Apparently, there has been a lot of debate about one particular part of dog training: the giving of treats. Yes, we all know that giving treats are a good way to get your dog to focus on a particular lesson, but the question remains whether or not it is a truly effective method.
There are advantages and disadvantages to anything. Giving your dog treats in order to train him to become obedient also involves some high points and low points.
Some people think that it’s a good way of applying positive reinforcement that will influence a dog’s behavior, while others believe it’s unproductive since it only teaches a dog to become opportunistic (in this sense, only responsive when there is food involved).
So, how can we weigh this issue down?
For one thing, doggy treats are a great way to incentivize for good behavior. It is true that dogs prioritize food over everything else, and that explains how they are more excited when they are made to do something in which food is involved.
But you need to water this argument down by realizing that dogs sometimes respond whenever there is food. In other words, they can only obey you if they know they get rewarded for it.
You also need to address the scenario in which a dog isn’t really in the mood to eat, so it is not obligated to follow you.
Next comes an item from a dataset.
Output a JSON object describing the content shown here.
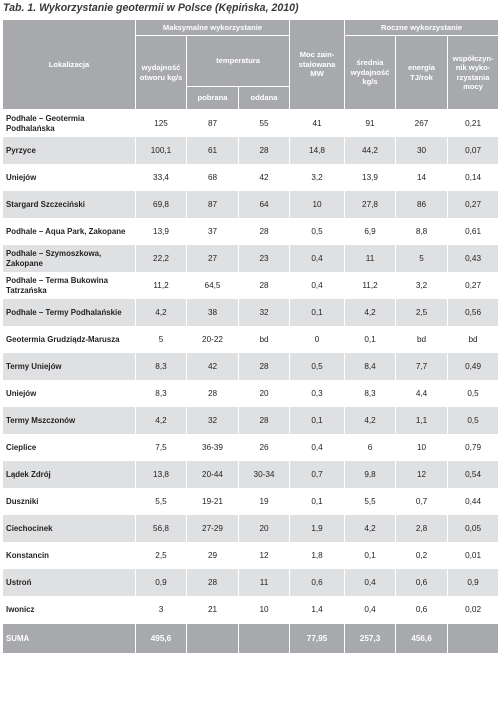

So, what should be the best course of action? Simple: moderate the giving of food. You should realize that dog training is about effort, not only on your part, but on the dog’s part as well.
Food is only there to motivate your dog to become more disciplined. In short, food is only a means to an end, and not an end in itself.
So, every time your dog does a good job following your command, don’t give the treat outright. Pat your dog and rub him just below his ears. Tell him that he is a good boy and give him part of the treat.
This technique allows for better rapport between you and your dog, as well as preventing your dog from being too dependent on the food.
For puppies, you might want to give them a taste of adult dog food. Small biscuits are easy to munch on, and puppies would usually want more of those after taking just a little bite. At least with adult dog food, puppies can only do so much as chew with their little jaws.
One thing remains important though: You should always consider treats as central in dog training. But not as a reward, but as a form of motivation that should make your dog work harder.
The bottomline is that dog treats are essential. But if you depend too much on them while training your puppy, you may not arrive at the expected outcomes. Still, you shouldn’t be too complacent with dog treats.
There are other ways you can offer incentive to your dog for obeying you. You can always make use chew toys you can buy cheap from pet stores. You may also want to give words of encouragement.
Not that your dog actually understands what you say, but they can feel your sincerity just by the tone of your voice.
At least, you won’t have to spend too much on dog treats to make the training work.